Tories must stop fetishising the ‘Red Wall’

The New Year media narrative is being hotly pursued, and it does not provide comfortable reading for the prime minister.

The latest ominous findings were revealed in a poll of Red Wall seats captured by the Conservatives last time round. The survey showed that in the event of an election tomorrow, Boris Johnson would lose his overall majority and would have to step aside for his rival, Keir Starmer, who would become prime minister, though would fall short of an overall majority himself.

Not the kind of report that Number 10 advisers would want to place in front of the PM while he’s having breakfast.

But before going on to examine the peculiar fetishisation of the Red Wall in the last two years, we need to take a closer look at this latest poll and others of a similar nature.

The most obvious thing to point out is that there won’t be a general election tomorrow, this month or even this year. All opinion polls are no more than snapshots of public opinion at a specific time, not a prediction of what will happen in two or three years.

The more important point is that the headline figure – a Labour lead of 16 per cent over the Conservatives – applies only to the 57 constituencies the Tories gained from Labour in 2019. It is an ominous finding, to be sure, but when you broaden the lens through which you are looking and turn your attention instead to the country overall, you find that nationally, the same survey finds that Labour are leading Johnson by a mere five points. Given the midway point in this parliament, and especially given the self-inflicted, appalling mistakes the government has been making recently, surely Labour’s national lead looks rather insubstantial?

We are further invited by the media to believe that the Red Wall – where many former Labour seats in the Midlands and the north of England turned Tory in 2019 – is more than a battleground between the two main parties: it is the sacred talisman with which Johnson cast his spell to confound the entire country. Never before (we are asked to believe) has such a swathe of Labour seats been in thrall to a Conservative leader.

Apart from (almost) all Johnson’s Tory predecessors in office, of course.

“Red Wall” is no more than a shorthand description of seats that changed hands at the last election; every election which results in a change of government has many of these. True, the government didn’t change hands in December 2019, but Johnson did convert the hung parliament he inherited six months earlier into the biggest majority his party had enjoyed for more than 30 years.

Perhaps it is a sign of how polarised the political debate has become since Brexit that we seem to need, in our minds, a simplistic illustration of what happened after the opposition parties fell into Johnson’s trap and supported his demand for an early election. The phrase itself – “Red Wall” – serves both as an explanation of what went wrong for Labour and the Liberal Democrats but also provides an easy reference point for who is to blame for Johnson’s victory.

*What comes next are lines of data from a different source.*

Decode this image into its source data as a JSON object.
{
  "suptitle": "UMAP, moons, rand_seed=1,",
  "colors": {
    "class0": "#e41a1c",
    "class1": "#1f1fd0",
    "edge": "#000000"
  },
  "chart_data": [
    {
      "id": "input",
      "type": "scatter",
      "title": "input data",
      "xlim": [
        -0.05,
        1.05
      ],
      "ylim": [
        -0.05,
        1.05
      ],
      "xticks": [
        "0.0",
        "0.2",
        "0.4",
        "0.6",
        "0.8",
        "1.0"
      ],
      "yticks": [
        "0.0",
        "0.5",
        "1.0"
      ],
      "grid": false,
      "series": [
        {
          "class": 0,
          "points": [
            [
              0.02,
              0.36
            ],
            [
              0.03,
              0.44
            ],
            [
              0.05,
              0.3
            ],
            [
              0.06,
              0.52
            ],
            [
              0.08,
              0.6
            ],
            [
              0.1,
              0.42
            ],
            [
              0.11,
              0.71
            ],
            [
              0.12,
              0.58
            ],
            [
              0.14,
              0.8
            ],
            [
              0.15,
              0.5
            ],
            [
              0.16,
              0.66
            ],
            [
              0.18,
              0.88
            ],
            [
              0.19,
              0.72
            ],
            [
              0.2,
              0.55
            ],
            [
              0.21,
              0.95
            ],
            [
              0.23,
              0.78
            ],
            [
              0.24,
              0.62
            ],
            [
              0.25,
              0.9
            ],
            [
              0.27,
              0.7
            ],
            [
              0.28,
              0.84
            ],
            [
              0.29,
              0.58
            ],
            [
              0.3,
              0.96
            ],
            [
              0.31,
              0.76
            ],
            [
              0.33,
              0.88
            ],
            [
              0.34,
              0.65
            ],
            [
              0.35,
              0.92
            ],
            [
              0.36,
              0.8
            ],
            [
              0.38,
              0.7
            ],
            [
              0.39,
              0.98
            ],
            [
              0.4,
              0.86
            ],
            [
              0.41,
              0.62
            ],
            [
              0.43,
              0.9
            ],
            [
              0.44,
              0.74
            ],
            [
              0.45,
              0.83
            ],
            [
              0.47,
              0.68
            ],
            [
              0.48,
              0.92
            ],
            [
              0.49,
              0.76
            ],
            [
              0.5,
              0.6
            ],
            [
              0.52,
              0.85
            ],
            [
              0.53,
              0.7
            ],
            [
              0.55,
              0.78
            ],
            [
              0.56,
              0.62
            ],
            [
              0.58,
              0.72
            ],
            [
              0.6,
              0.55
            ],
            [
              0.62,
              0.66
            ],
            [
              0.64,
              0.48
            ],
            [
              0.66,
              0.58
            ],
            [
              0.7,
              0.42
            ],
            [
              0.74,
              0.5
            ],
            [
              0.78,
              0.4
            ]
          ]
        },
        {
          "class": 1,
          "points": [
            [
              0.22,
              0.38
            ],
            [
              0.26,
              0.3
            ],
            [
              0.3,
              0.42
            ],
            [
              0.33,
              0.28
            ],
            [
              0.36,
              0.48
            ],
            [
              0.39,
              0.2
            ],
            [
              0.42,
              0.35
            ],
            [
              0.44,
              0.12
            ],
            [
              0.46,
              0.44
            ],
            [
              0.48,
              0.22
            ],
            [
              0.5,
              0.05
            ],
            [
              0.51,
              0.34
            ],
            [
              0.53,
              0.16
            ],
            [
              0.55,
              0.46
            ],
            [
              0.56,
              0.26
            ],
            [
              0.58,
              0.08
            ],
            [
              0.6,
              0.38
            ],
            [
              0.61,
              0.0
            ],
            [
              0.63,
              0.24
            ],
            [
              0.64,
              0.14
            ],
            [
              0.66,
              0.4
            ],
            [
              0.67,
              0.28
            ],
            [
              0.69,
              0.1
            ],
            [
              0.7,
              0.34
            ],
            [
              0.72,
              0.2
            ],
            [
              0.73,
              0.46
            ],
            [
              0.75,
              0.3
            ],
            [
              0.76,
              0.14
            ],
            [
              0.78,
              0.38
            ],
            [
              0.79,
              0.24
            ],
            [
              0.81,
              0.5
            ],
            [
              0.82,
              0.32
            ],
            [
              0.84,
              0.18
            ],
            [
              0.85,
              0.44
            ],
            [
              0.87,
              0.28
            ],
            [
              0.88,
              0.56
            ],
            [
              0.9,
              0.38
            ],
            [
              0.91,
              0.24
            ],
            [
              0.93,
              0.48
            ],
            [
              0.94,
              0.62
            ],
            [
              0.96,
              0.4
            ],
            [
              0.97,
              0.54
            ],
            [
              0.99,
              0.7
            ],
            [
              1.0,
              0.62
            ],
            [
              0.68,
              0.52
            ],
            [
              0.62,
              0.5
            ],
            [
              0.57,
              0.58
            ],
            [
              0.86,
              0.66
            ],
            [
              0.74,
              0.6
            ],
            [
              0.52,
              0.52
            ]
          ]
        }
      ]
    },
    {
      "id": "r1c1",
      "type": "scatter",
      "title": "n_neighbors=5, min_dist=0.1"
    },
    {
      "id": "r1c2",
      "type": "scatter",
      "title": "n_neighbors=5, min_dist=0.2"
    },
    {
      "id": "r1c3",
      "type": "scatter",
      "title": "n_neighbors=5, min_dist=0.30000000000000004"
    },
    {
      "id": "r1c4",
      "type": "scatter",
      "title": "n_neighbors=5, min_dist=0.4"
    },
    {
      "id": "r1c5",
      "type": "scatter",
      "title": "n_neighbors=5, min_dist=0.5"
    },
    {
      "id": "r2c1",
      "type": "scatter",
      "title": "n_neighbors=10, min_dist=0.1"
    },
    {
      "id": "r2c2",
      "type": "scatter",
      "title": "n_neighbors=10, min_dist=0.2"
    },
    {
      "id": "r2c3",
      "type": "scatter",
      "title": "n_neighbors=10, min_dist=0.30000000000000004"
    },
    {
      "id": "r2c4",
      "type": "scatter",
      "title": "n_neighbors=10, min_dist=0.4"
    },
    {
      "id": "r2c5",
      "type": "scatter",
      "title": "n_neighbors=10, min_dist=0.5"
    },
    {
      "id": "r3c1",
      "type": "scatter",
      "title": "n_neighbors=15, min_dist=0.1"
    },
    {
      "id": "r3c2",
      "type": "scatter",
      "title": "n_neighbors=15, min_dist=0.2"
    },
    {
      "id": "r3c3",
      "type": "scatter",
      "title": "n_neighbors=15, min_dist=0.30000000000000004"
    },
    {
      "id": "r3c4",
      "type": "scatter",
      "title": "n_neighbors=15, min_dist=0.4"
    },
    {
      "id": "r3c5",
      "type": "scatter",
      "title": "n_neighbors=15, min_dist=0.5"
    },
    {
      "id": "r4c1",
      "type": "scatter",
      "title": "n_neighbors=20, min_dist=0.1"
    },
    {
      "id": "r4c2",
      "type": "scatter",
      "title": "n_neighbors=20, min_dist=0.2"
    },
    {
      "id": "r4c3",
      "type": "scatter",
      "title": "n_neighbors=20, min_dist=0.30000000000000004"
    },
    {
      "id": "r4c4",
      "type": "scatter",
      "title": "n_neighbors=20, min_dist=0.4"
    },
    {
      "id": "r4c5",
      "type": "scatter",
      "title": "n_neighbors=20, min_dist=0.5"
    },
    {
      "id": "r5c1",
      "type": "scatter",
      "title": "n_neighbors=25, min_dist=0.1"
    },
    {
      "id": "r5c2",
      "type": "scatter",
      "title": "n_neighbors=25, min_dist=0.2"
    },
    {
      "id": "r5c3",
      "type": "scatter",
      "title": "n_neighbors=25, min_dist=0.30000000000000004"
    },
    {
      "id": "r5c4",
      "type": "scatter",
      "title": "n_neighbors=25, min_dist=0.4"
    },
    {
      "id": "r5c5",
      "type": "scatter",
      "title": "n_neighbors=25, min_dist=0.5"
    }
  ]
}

The result of this obsession has been an unusual focus on these seats by the opposition, by the media and, most important of all, by the government itself. Johnson’s fate is deemed to lie with those former Labour voters who, having got sick of the cynical and devious manoeuvrings of the Labour Party over Brexit, decided to give Johnson a chance to deliver it.

And so a nervous game of satisfying the middle and north of England is seen as the only path to victory for both government and opposition. The rest of us might feel justified in feeling somewhat ignored as the prime minister pursues his levelling up agenda, an agenda seemingly focused on a series of relatively small geographical areas outside London. Every policy, every initiative, every speech (yes, including the Peppa Pig one) is gauged as to how effective it is in wooing those Red Wall voters.

Margaret Thatcher was a more instinctive politician than Johnson and spent less time worrying about what she said, confident that her basic beliefs chimed accurately with the aspirations of voters, particularly those who had deserted the Labour cause in 1979. But at the root of both politicians’ strategy lies the same truth: voters will stick with a government they believe has their best interests at heart.

The Red Wall is not a separate country; voters there do not make their minds up about voting intention isolated from what’s going on in the rest of the country. The attention given to those seats has made it look as if something unusual and extraordinary happened there two years ago, something unprecedented. But Thatcher had her own Red wall, just as Blair, and Wilson before him, had their Blue Walls. There lies the secret of future victories, but voters there cannot and should not be treated as if their aspirations and expectations are any different from anywhere else in the country.

A meaningful one nation vision of Britain would appeal as successfully in Birmingham, Wolverhampton and Durham as to anywhere else, where there might be fewer marginal seats. The Red Wall is the battleground for the next election, and a slightly different battleground will emerge for the election after that, and another, different, one will emerge thereafter. This is standard electoral evolution and ministers needn’t obsess too much about where those marginals happen to be located. 

What is far more important is that the rest of the country doesn’t feel left out of government initiatives. Because an electoral message aimed only at a small percentage of the nation is a message that leaves the rest of us feeling neglected. The risk is there for Labour too but it is particularly dangerous for the Conservatives as they pick themselves up after a needlessly bruising few months. 

Labour’s polling advantage is no more than what might be expected for the official opposition half way through a parliament. Johnson needs to rediscover that broad, nationwide appeal for which he is famous, otherwise an unimpressive polling advantage for Keir Starmer could become too ingrained to reverse before polling day finally comes back around.